Where does one start in expressing their gratitude for a place that literally saved their life? I usually like to insert inspirational quotes to initiate the discussion on a topic I’m exploring. The theme for this, my “love letter” to Beit T’Shuvah, is MASKS. To my surprise, I didn’t find many quotes about the psychological masks many addicts wear to navigate the world they inhabit. On the contrary, and to no one’s surprise, there are literally millions of articles, studies, and quotes regarding the effects of actual masks during the COVID-19 pandemic.
When I first arrived at BTS, new residents had to quarantine for two weeks. Our intake interviews were over Zoom, as were all of our groups. When I was eventually let out of my room I was still required to wear a mask at all times. In fact, the only time I actually was able to see what other residents looked like was at mealtimes and during groups. But one of the truly beneficial aspects of the lockdown was that it afforded me time to reflect upon my life, my addictions, and my masks—the figurative kinds. I can’t speak for all addicts but in my experience, those who battle addiction do so from a place of denial and shame. My mask manifested itself in my alter ego, “Wolf.”

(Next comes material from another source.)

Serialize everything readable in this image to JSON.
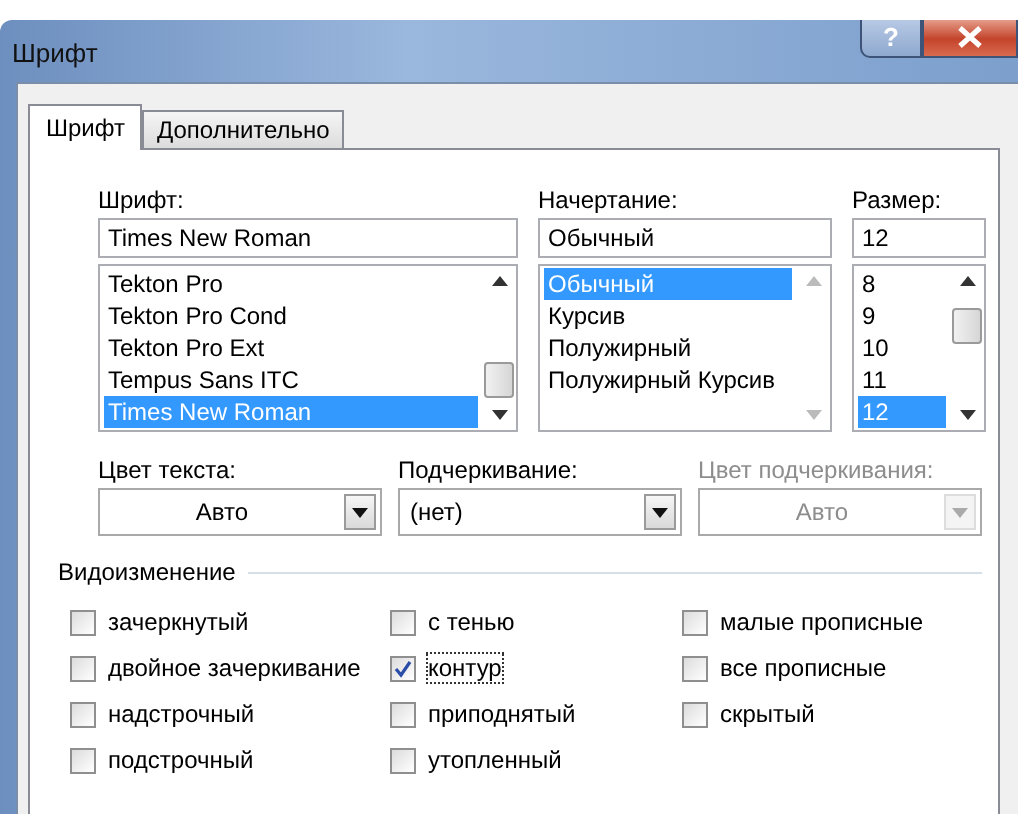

Wolf emerged during my early childhood. My mother abused me from a very young age and I created this larger-than-life alternate persona to protect the child named Randall. The Wolf was fearless. He fought back and was relentless. Now wolf pups are flat-out adorable, but full-grown wolves are a completely different experience. Evolution has made them appear ferocious without any effort on their part. That’s what Wolf eventually became for me as an adult. I tended to look unapproachable and even scary, because, over five decades of life, my alter ego had quite literally altered my “Dominant Face” – a person’s resting face when they don’t know anyone is watching them.
By the time I arrived at Beit T’Shuvah, my mask, Wolf, had become the only “face” I presented to the world. It took a lot of time and patience on the part of my treatment team and fellow residents to help me learn it was ok to let Randall become the more predominant side of myself. However, I didn’t want to destroy Wolf. I love him. He protected me for many painful and terrifying years. But, in truth, there is no Wolf. It was always me. I gave him an identity so I could hide that scared, sensitive, creative, funny, and loving little boy from the pain and suffering in his life. But as I entered adulthood the Wolf wasn’t enough to protect me. So I drank. I drank a lot. I raged. I hurt a lot of really good and beautiful people. But above all of them, I hurt Randall. I didn’t feel worthy of love or happiness.
And I ended up a forty-nine-year-old man drinking myself to death in my car. But then a friend connected me to Beit T’Shuvah. It’s called the “House of Return” but another definition is the “House of Transformation.” And that is what BTS, all of you, have helped me to do. I now have a new career. I have friends who love me and will be with me for the rest of my life. I have a chance to go home and truly be Randall for the first time. He is a special, powerful, and loving soul. He’s a transformed creation of G-d. Words are my life but there are none sufficient to express my gratitude for this place. I love all of you, even if I’ve never met you. The collective energy of all the residents, staff, alumni, and community at BTS raised me up when all I wanted to do was lie down and quit. You will all reside in my heart, wherever life may take me. Thank you for loving that little kid from South Carolina. This place truly does change the world. It has forever changed mine.